The truths all reduced to one.

He loved Willow.

He experienced a warm rush of surprise and frantic relief. All this time he had denied his feelings, unable to come to terms with them. He had wanted no one close to him again, not after Annie, his dead wife. Love brought responsibility and the possibility of hurt and loss. He had wanted none of it. But the feelings had remained — as such feelings do — because they had never been his to deny in the first place. The reality of their existence had been forced upon him that first night out in the eastern wastes after fleeing Strabo and Nightshade — revealed in a dream in his dialogue with Edgewood Dirk on the reason for the urgency of his hunt for Willow.

Why do you run so? Why must you hurry so? Why must you find Willow? Dirk had asked.

Because I love her, he had answered.

And so he did — but had not allowed himself until this moment to think on it, to reason on it, and to consider what it meant.

Seconds was all it took to do so now. The thoughts, the reasonings, and the considerations all passed through his mind in a smattering of time that was barely measurable. It was as if everything that had taken so long to reach resolution was compressed down into a single instant.

But that instant was enough.

Ben never hesitated. There was a time when he would have, a time that now seemed a thousand years gone. He released the medallion with its silver-engraved image and let it fall against his chest, the sunlight sending shards of brightness into the dappled forest.

He called the Paladin to him.

Light flared and brightened at the edge of the little glade, chasing the shadows and gloom. Ben’s head lifted in recognition, and there was excitement in his eyes. He had thought never to do this again, wished it in fact, prayed it might never be necessary. Now he was anxious for it. A part of him was already beginning to break away.

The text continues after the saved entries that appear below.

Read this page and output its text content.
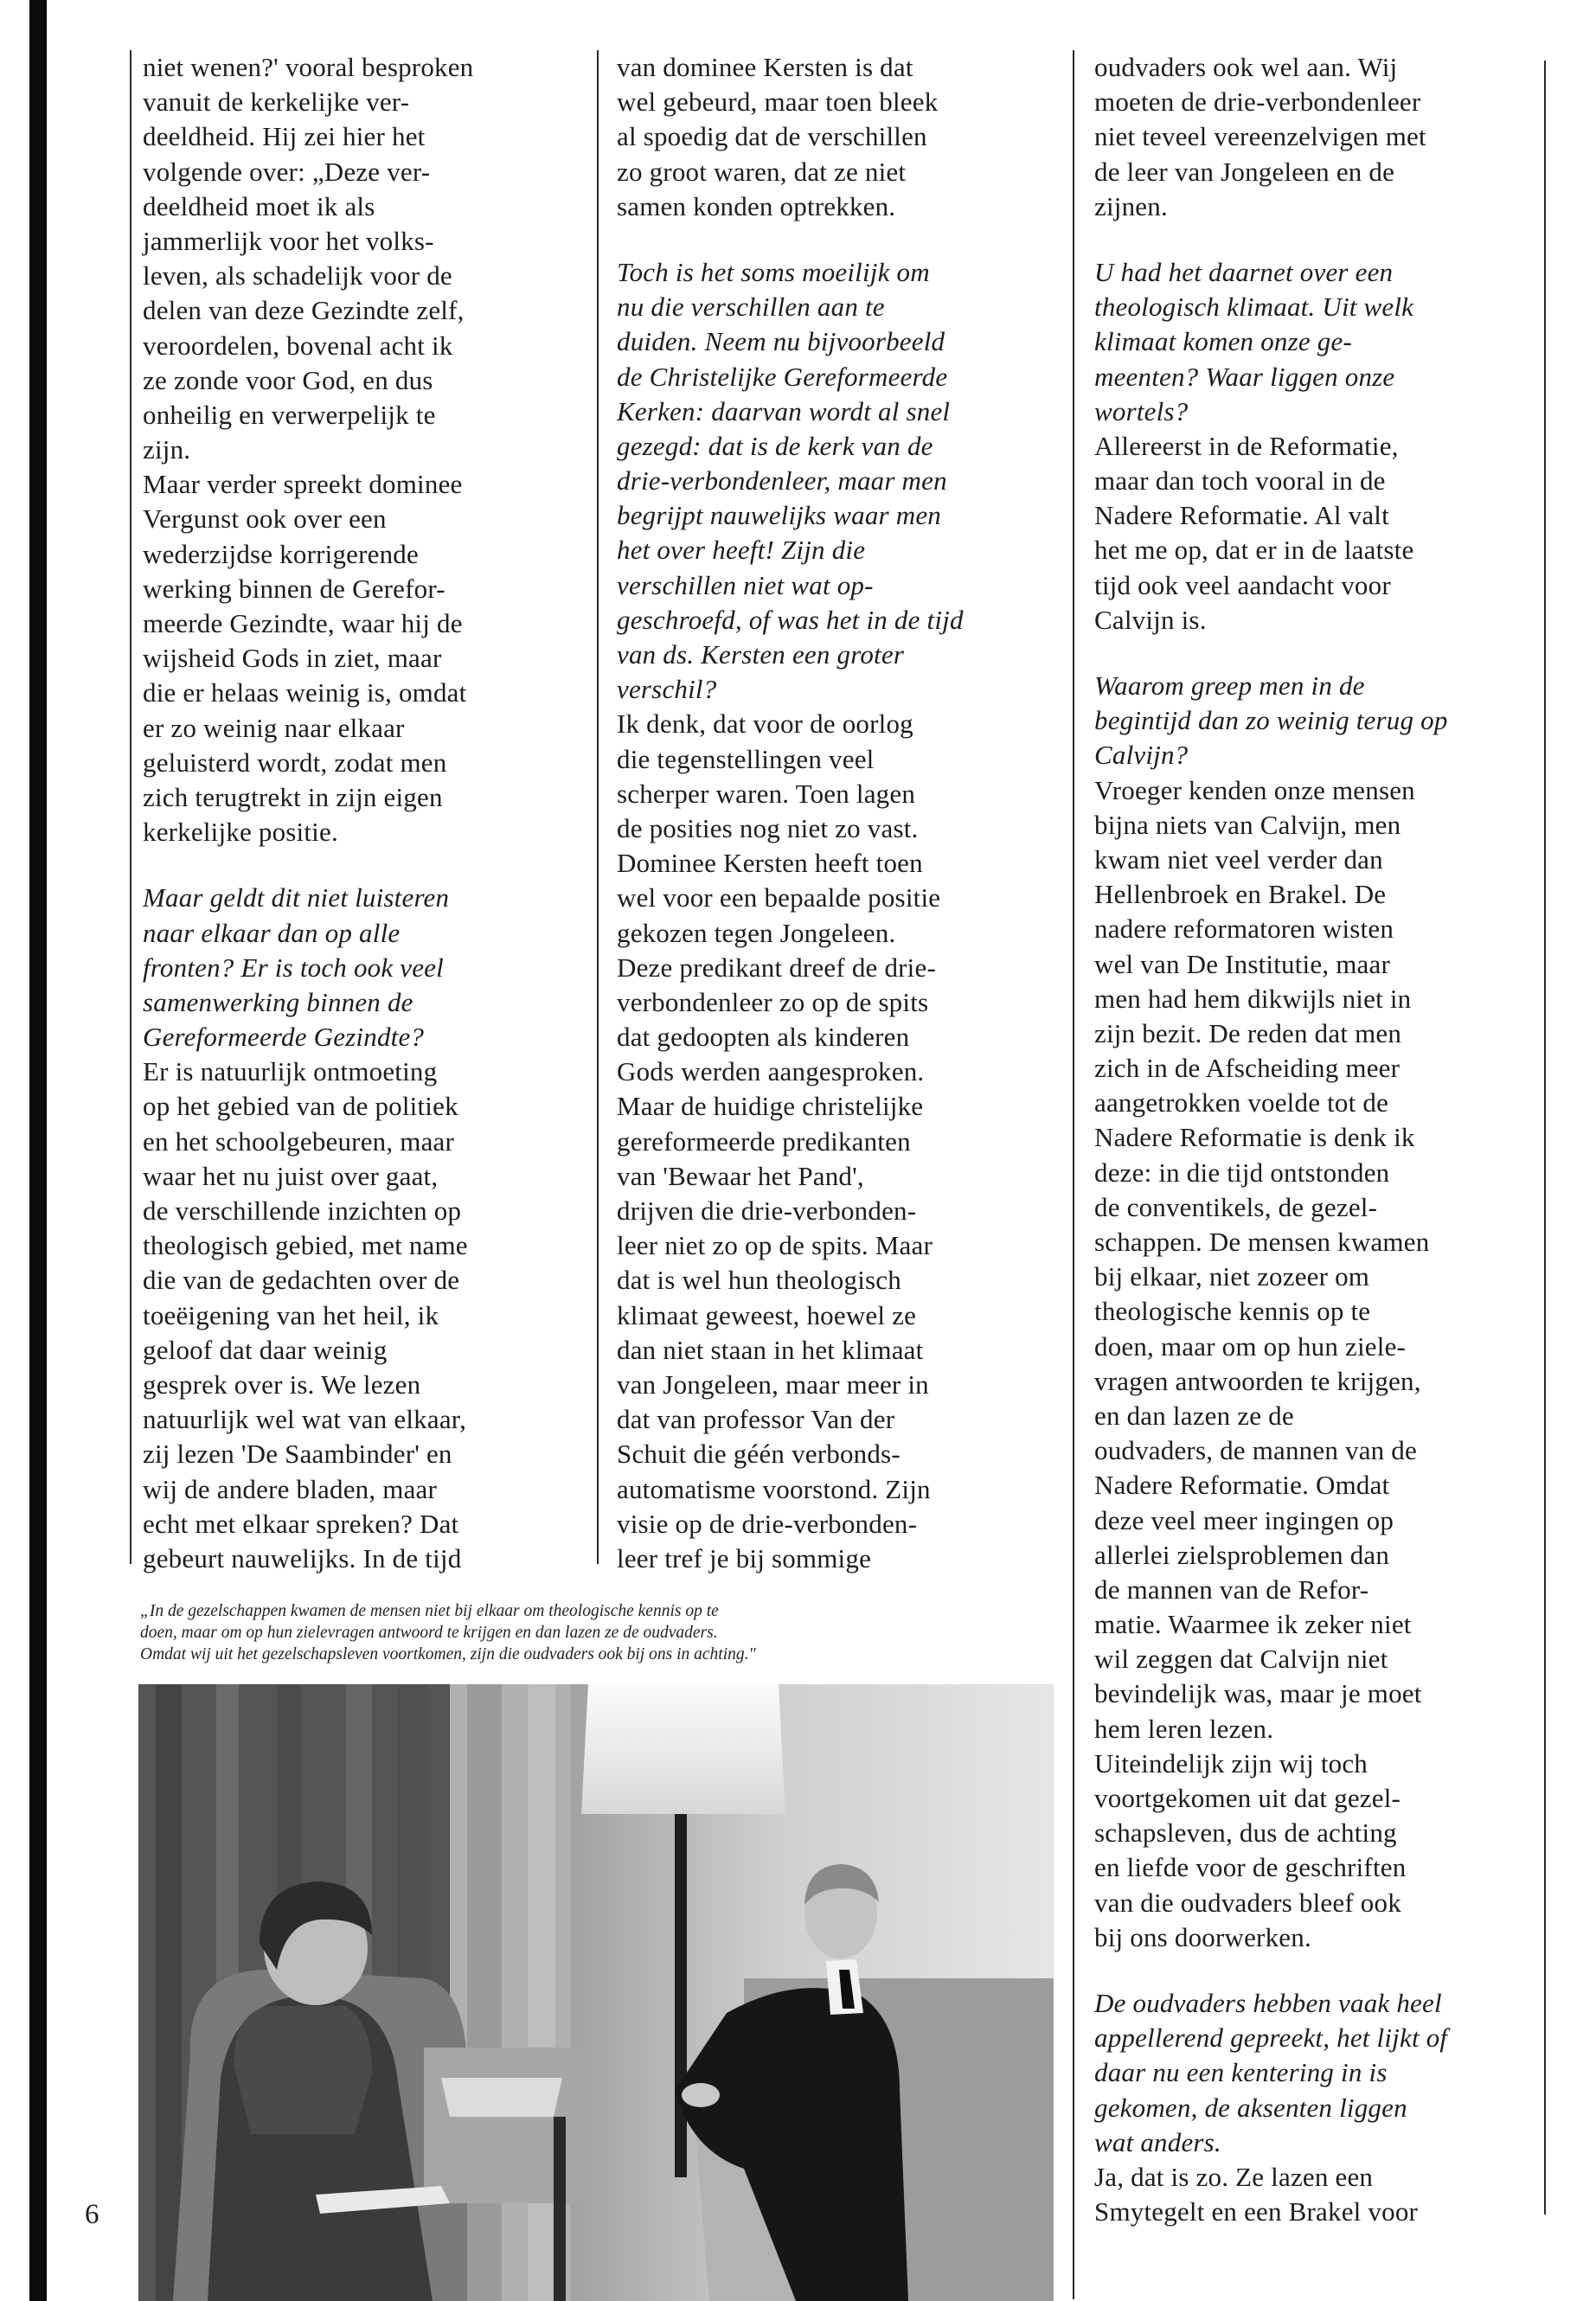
niet wenen?' vooral besproken
vanuit de kerkelijke ver-
deeldheid. Hij zei hier het
volgende over: „Deze ver-
deeldheid moet ik als
jammerlijk voor het volks-
leven, als schadelijk voor de
delen van deze Gezindte zelf,
veroordelen, bovenal acht ik
ze zonde voor God, en dus
onheilig en verwerpelijk te
zijn.
Maar verder spreekt dominee
Vergunst ook over een
wederzijdse korrigerende
werking binnen de Gerefor-
meerde Gezindte, waar hij de
wijsheid Gods in ziet, maar
die er helaas weinig is, omdat
er zo weinig naar elkaar
geluisterd wordt, zodat men
zich terugtrekt in zijn eigen
kerkelijke positie.
Maar geldt dit niet luisteren
naar elkaar dan op alle
fronten? Er is toch ook veel
samenwerking binnen de
Gereformeerde Gezindte?
Er is natuurlijk ontmoeting
op het gebied van de politiek
en het schoolgebeuren, maar
waar het nu juist over gaat,
de verschillende inzichten op
theologisch gebied, met name
die van de gedachten over de
toeëigening van het heil, ik
geloof dat daar weinig
gesprek over is. We lezen
natuurlijk wel wat van elkaar,
zij lezen 'De Saambinder' en
wij de andere bladen, maar
echt met elkaar spreken? Dat
gebeurt nauwelijks. In de tijd
van dominee Kersten is dat
wel gebeurd, maar toen bleek
al spoedig dat de verschillen
zo groot waren, dat ze niet
samen konden optrekken.
Toch is het soms moeilijk om
nu die verschillen aan te
duiden. Neem nu bijvoorbeeld
de Christelijke Gereformeerde
Kerken: daarvan wordt al snel
gezegd: dat is de kerk van de
drie-verbondenleer, maar men
begrijpt nauwelijks waar men
het over heeft! Zijn die
verschillen niet wat op-
geschroefd, of was het in de tijd
van ds. Kersten een groter
verschil?
Ik denk, dat voor de oorlog
die tegenstellingen veel
scherper waren. Toen lagen
de posities nog niet zo vast.
Dominee Kersten heeft toen
wel voor een bepaalde positie
gekozen tegen Jongeleen.
Deze predikant dreef de drie-
verbondenleer zo op de spits
dat gedoopten als kinderen
Gods werden aangesproken.
Maar de huidige christelijke
gereformeerde predikanten
van 'Bewaar het Pand',
drijven die drie-verbonden-
leer niet zo op de spits. Maar
dat is wel hun theologisch
klimaat geweest, hoewel ze
dan niet staan in het klimaat
van Jongeleen, maar meer in
dat van professor Van der
Schuit die géén verbonds-
automatisme voorstond. Zijn
visie op de drie-verbonden-
leer tref je bij sommige
oudvaders ook wel aan. Wij
moeten de drie-verbondenleer
niet teveel vereenzelvigen met
de leer van Jongeleen en de
zijnen.
U had het daarnet over een
theologisch klimaat. Uit welk
klimaat komen onze ge-
meenten? Waar liggen onze
wortels?
Allereerst in de Reformatie,
maar dan toch vooral in de
Nadere Reformatie. Al valt
het me op, dat er in de laatste
tijd ook veel aandacht voor
Calvijn is.
Waarom greep men in de
begintijd dan zo weinig terug op
Calvijn?
Vroeger kenden onze mensen
bijna niets van Calvijn, men
kwam niet veel verder dan
Hellenbroek en Brakel. De
nadere reformatoren wisten
wel van De Institutie, maar
men had hem dikwijls niet in
zijn bezit. De reden dat men
zich in de Afscheiding meer
aangetrokken voelde tot de
Nadere Reformatie is denk ik
deze: in die tijd ontstonden
de conventikels, de gezel-
schappen. De mensen kwamen
bij elkaar, niet zozeer om
theologische kennis op te
doen, maar om op hun ziele-
vragen antwoorden te krijgen,
en dan lazen ze de
oudvaders, de mannen van de
Nadere Reformatie. Omdat
deze veel meer ingingen op
allerlei zielsproblemen dan
de mannen van de Refor-
matie. Waarmee ik zeker niet
wil zeggen dat Calvijn niet
bevindelijk was, maar je moet
hem leren lezen.
Uiteindelijk zijn wij toch
voortgekomen uit dat gezel-
schapsleven, dus de achting
en liefde voor de geschriften
van die oudvaders bleef ook
bij ons doorwerken.
De oudvaders hebben vaak heel
appellerend gepreekt, het lijkt of
daar nu een kentering in is
gekomen, de aksenten liggen
wat anders.
Ja, dat is zo. Ze lazen een
Smytegelt en een Brakel voor
„In de gezelschappen kwamen de mensen niet bij elkaar om theologische kennis op te
doen, maar om op hun zielevragen antwoord te krijgen en dan lazen ze de oudvaders.
Omdat wij uit het gezelschapsleven voortkomen, zijn die oudvaders ook bij ons in achting."
6
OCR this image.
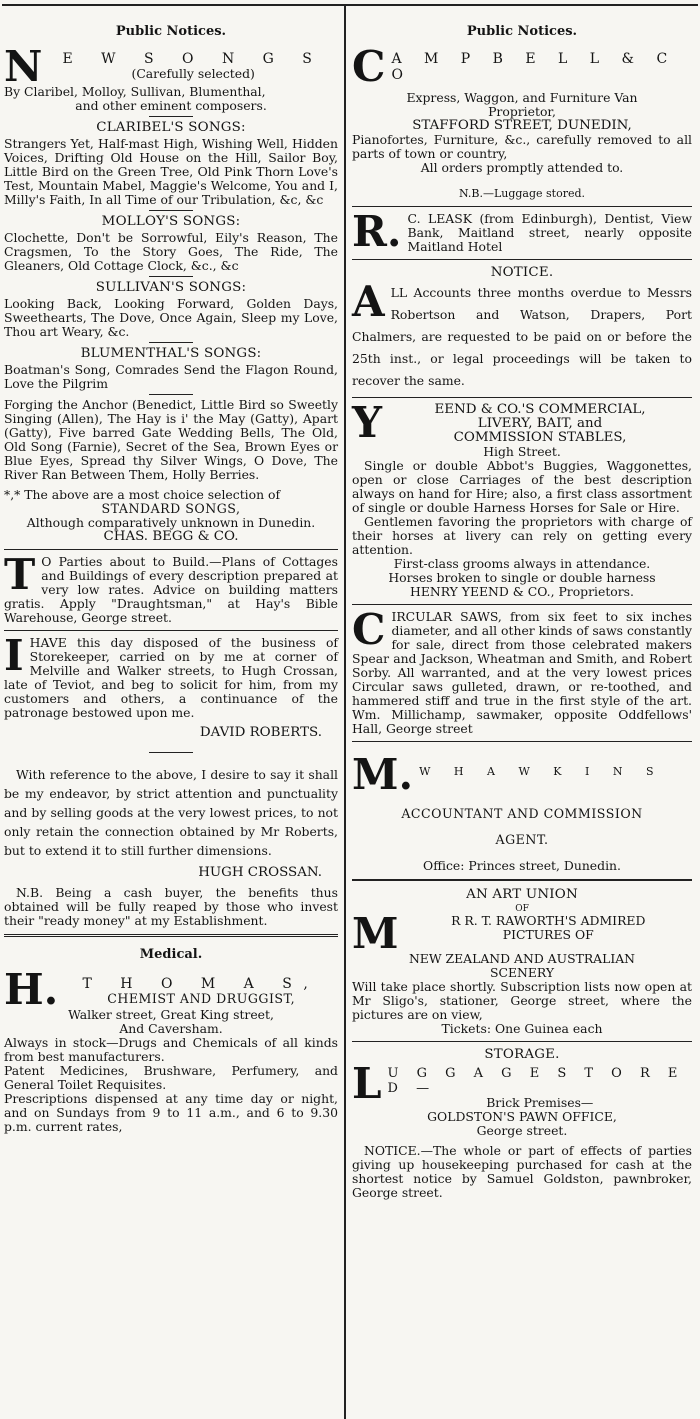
Public Notices.
N	E W S O N G S

(Carefully selected)

By Claribel, Molloy, Sullivan, Blumenthal,

and other eminent composers.

CLARIBEL'S SONGS:

Strangers Yet, Half-mast High, Wishing Well, Hidden Voices, Drifting Old House on the Hill, Sailor Boy, Little Bird on the Green Tree, Old Pink Thorn Love's Test, Mountain Mabel, Maggie's Welcome, You and I, Milly's Faith, In all Time of our Tribulation, &c, &c

MOLLOY'S SONGS:

Clochette, Don't be Sorrowful, Eily's Reason, The Cragsmen, To the Story Goes, The Ride, The Gleaners, Old Cottage Clock, &c., &c

SULLIVAN'S SONGS:

Looking Back, Looking Forward, Golden Days, Sweethearts, The Dove, Once Again, Sleep my Love, Thou art Weary, &c.

BLUMENTHAL'S SONGS:

Boatman's Song, Comrades Send the Flagon Round, Love the Pilgrim

Forging the Anchor (Benedict, Little Bird so Sweetly Singing (Allen), The Hay is i' the May (Gatty), Apart (Gatty), Five barred Gate Wedding Bells, The Old, Old Song (Farnie), Secret of the Sea, Brown Eyes or Blue Eyes, Spread thy Silver Wings, O Dove, The River Ran Between Them, Holly Berries.

*,* The above are a most choice selection of

STANDARD SONGS,

Although comparatively unknown in Dunedin.

CHAS. BEGG & CO.

T O Parties about to Build.—Plans of Cottages and Buildings of every description prepared at very low rates. Advice on building matters gratis. Apply "Draughtsman," at Hay's Bible Warehouse, George street.

I HAVE this day disposed of the business of Storekeeper, carried on by me at corner of Melville and Walker streets, to Hugh Crossan, late of Teviot, and beg to solicit for him, from my customers and others, a continuance of the patronage bestowed upon me.

DAVID ROBERTS.

With reference to the above, I desire to say it shall be my endeavor, by strict attention and punctuality and by selling goods at the very lowest prices, to not only retain the connection obtained by Mr Roberts, but to extend it to still further dimensions.

HUGH CROSSAN.

N.B. Being a cash buyer, the benefits thus obtained will be fully reaped by those who invest their "ready money" at my Establishment.

Medical.
H.	T H O M A S,

CHEMIST AND DRUGGIST,

Walker street, Great King street,

And Caversham.

Always in stock—Drugs and Chemicals of all kinds from best manufacturers.

Patent Medicines, Brushware, Perfumery, and General Toilet Requisites.

Prescriptions dispensed at any time day or night, and on Sundays from 9 to 11 a.m., and 6 to 9.30 p.m. current rates,

Public Notices.
C A M P B E L L & C O

Express, Waggon, and Furniture Van

Proprietor,

STAFFORD STREET, DUNEDIN,

Pianofortes, Furniture, &c., carefully removed to all parts of town or country,

All orders promptly attended to.

N.B.—Luggage stored.

R. C. LEASK (from Edinburgh), Dentist, View Bank, Maitland street, nearly opposite Maitland Hotel

NOTICE.
A LL Accounts three months overdue to Messrs Robertson and Watson, Drapers, Port Chalmers, are requested to be paid on or before the 25th inst., or legal proceedings will be taken to recover the same.

Y	EEND & CO.'S COMMERCIAL,

LIVERY, BAIT, and

COMMISSION STABLES,

High Street.

Single or double Abbot's Buggies, Waggonettes, open or close Carriages of the best description always on hand for Hire; also, a first class assortment of single or double Harness Horses for Sale or Hire.

Gentlemen favoring the proprietors with charge of their horses at livery can rely on getting every attention.

First-class grooms always in attendance.

Horses broken to single or double harness

HENRY YEEND & CO., Proprietors.

C IRCULAR SAWS, from six feet to six inches diameter, and all other kinds of saws constantly for sale, direct from those celebrated makers Spear and Jackson, Wheatman and Smith, and Robert Sorby. All warranted, and at the very lowest prices Circular saws gulleted, drawn, or re-toothed, and hammered stiff and true in the first style of the art. Wm. Millichamp, sawmaker, opposite Oddfellows' Hall, George street

M. W H A W K I N S

ACCOUNTANT AND COMMISSION

AGENT.

Office: Princes street, Dunedin.

AN ART UNION

OF

M	R R. T. RAWORTH'S ADMIRED

PICTURES OF

NEW ZEALAND AND AUSTRALIAN

SCENERY

Will take place shortly. Subscription lists now open at Mr Sligo's, stationer, George street, where the pictures are on view,

Tickets: One Guinea each

STORAGE.
L U G G A G E S T O R E D —

Brick Premises—

GOLDSTON'S PAWN OFFICE,

George street.

NOTICE.—The whole or part of effects of parties giving up housekeeping purchased for cash at the shortest notice by Samuel Goldston, pawnbroker, George street.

The Paladin appeared out of the light. His white charger stamped and snorted. His silver armor glittered, its harness and traces creaking. His weapons hung ready. The ghost of another age and life was returned.

Ben felt the medallion begin to burn against his chest, ice and fire first, then something else altogether. He felt himself separating, drawing out of his own body.

Willow! he heard himself scream her name once in the silence of his mind.